В родной город Женечки Швейцер Вильские поехали в неполном составе: закапризничала Анисья Дмитриевна, сославшись на то, что за домом нужен присмотр.
– Я без вас не поеду, – отказался принимать во внимание тещины аргументы зять.
– Не невольте, Николай Андреевич, – слезно попросила Анисья Дмитриевна и спряталась у себя на кухне.
– Ну пожалуйста, – попросила ее Женечка, правда, больше ради того, чтобы произвести впечатление на Жениных родителей. Зря старалась: Кире Павловне, похоже, было все равно. А если точнее, материнскому нежеланию ехать с ними в чужой город она была скорее рада, потому что искренне недоумевала, какое отношение Анисья Дмитриевна имеет к предстоящим событиям. Вот они с Колей – это понятно. А бабке-то что в гостях делать?

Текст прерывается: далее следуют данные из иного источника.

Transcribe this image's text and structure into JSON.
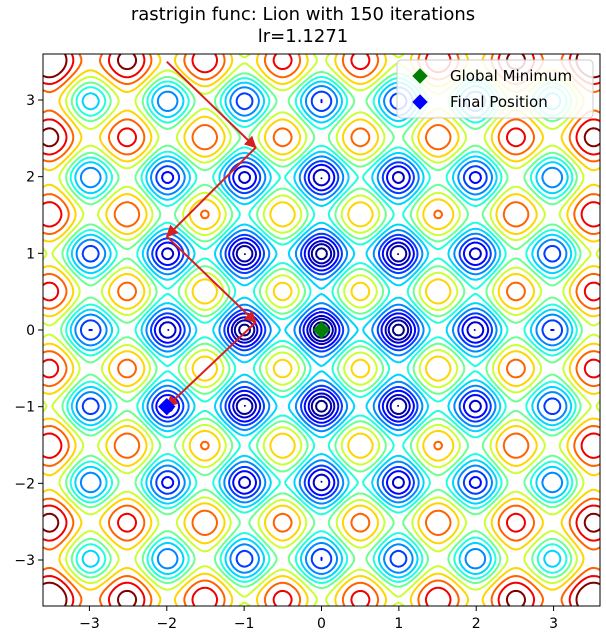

Примерно так же думала и сама Анисья Дмитриевна, убежденная, что свадьба – это дело молодое, а старики – она честно считала себя человеком пожилым – должны сидеть дома.
– Не хочешь, как хочешь, – равнодушно сказала Кира Павловна и озадачилась главным вопросом: в чем ехать к Женечкиным родителям? Думала долго – полдня. Снимала с плечиков платья, раскладывала их в ряд на супружеской кровати, а потом рассердилась и поехала в комиссионку в расчете купить там что-нибудь, соответствующее случаю.
В комиссионном магазине Кира Павловна была частым гостем и даже заходила туда со служебного входа, не обращая внимания на увещевания мужа.
– Ничего нескромного в этом нет! – отказывалась она признать свою вину. – Ты же проходишь через инженерную проходную на завод? – била она его карту.
– Кира, это завод. На нем работают тысячи людей. Такой порядок, – пытаясь не раздражаться, объяснял Николай Андреевич.
– Ну и что?! – Ползли вверх две тонкие черные бровки-полосочки. – Это все равно дискриминация!
– Какая же это дискриминация, Кира, если существует соответствующее распоряжение? В конце концов, техника безопасности.
– У тебя на все «соответствующее распоряжение и техника безопасности», – передразнила Кира Павловна и вспомнила, что сама себе хозяйка. – Ходила и буду ходить! – пробурчала она себе под нос, надеясь, что слегка туговатый на ухо Николай Андреевич не разберет ее слов.
– Как тебе позволяет совесть, Кира. – По губам жены старший Вильский понял, что она произнесла.
– Моя совесть совершенно спокойна! – отрезала Кира Павловна и отправилась в «мещанскую обитель», как называл комиссионный юморист Женька.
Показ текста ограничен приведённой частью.